BOOK: Just Mercy: A Story of Justice and Redemption (Bryan Stevenson, 2014)

In Just Mercy, Bryan Stevenson (founder of the Equal Justice Initiative) documents his career defending disadvantaged clients. The main focus is upon his work getting Alabama death row inmate Walter McMillian exonerated of a murder that he had been framed for, due to the local Sheriff’s hatred over the fact that McMillian (an African-American) had had an affair with a white woman. Stevenson recounts the case and also refers to others that he worked on in the same era, and considers their place in the history of the American justice system and what they demonstrated to him about the flaws within said system that leave those from ethnic minority backgrounds, the poor and the mentally ill most at risk.

  • Bryan Stevenson’s prose as he recounts the McMillian case in narrative form is masterful, as his writing style is detailed-yet-concise, and as he details the uncovering of originally-concealed evidence of Walter McMillian’s innocence, we become increasingly shocked by the injustice of it all, yet also find ourselves on tenderhooks, as the clear picture about the type of people whom Stevenson was up against makes us wonder how and when he would eventually get his client exonerated.
  • In detailing such a broad range of cases – those that he worked on, those that he was aware of from other pro-bono law firms, those that were historic cases that he learnt of in law school – from a multitude of States, Bryan Stevenson paints a harrowing picture of how disadvantaged thousands of people have been, even when it has been all too obvious that they are being framed, demonstrating that the McMillian case was far from an exception to the norm.

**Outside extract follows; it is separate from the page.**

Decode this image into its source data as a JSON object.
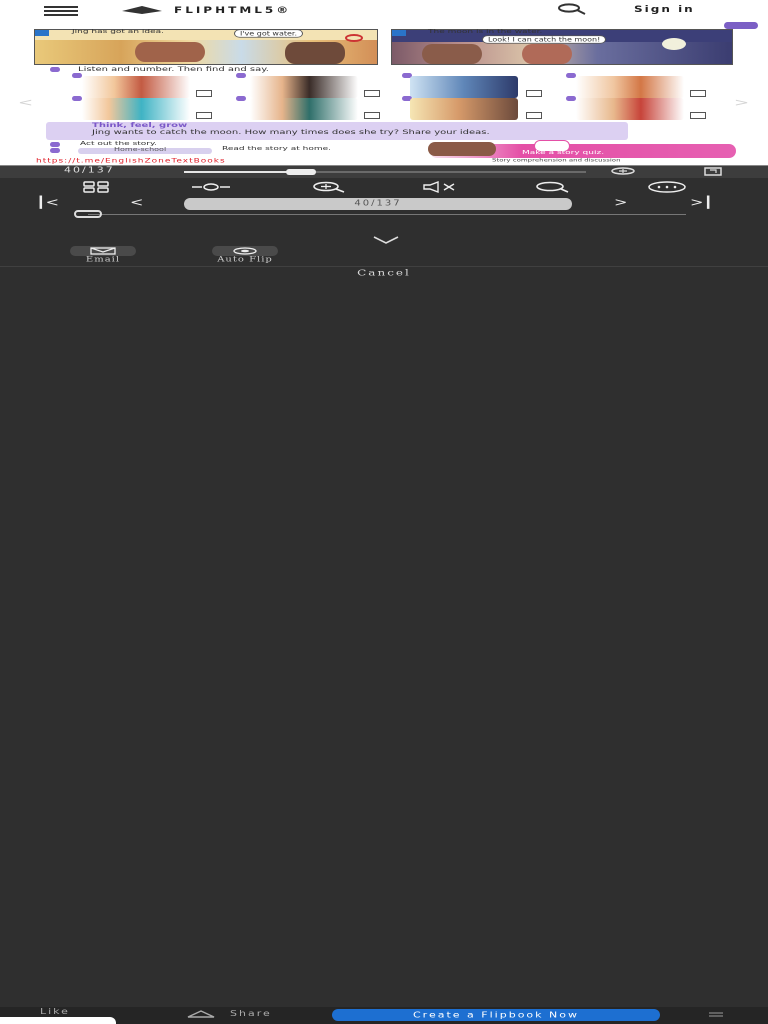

  • Through referring to many cases of innocent people who were sent to Death Row, Bryan Stevenson presents an argument against capital punishment that nobody could reasonably argue with.
  • A harrowing book that is utterly powerful in its raw humanity, as Bryan Stevenson shockingly reveals the range of horrific abuses that vulnerable prisoners have been subjected to and the psychological toll. He also expresses immense sympathy for the families of murder victims who are forced to relive the tragedies when it becomes clear that their loved one’s supposed killer was innocent all along.
  • Bryan Stevenson is vulnerable as he discusses the emotional toll that his work has had upon him, and is completely transparent about himself and the flaws that he came to recognise through his work running the Equal Justice Initiative – he is honest about his naiveties that his cases exposed, the times he said the wrong things, and the times that he struggled to keep his temper and/or composure.
  • Towards the end, Bryan Stevenson describes work that he undertook almost 20 years after the McMillian case that ultimately resulted in Supreme Court decisions, but this done too briefly when they really deserve to be the topic of an entire book.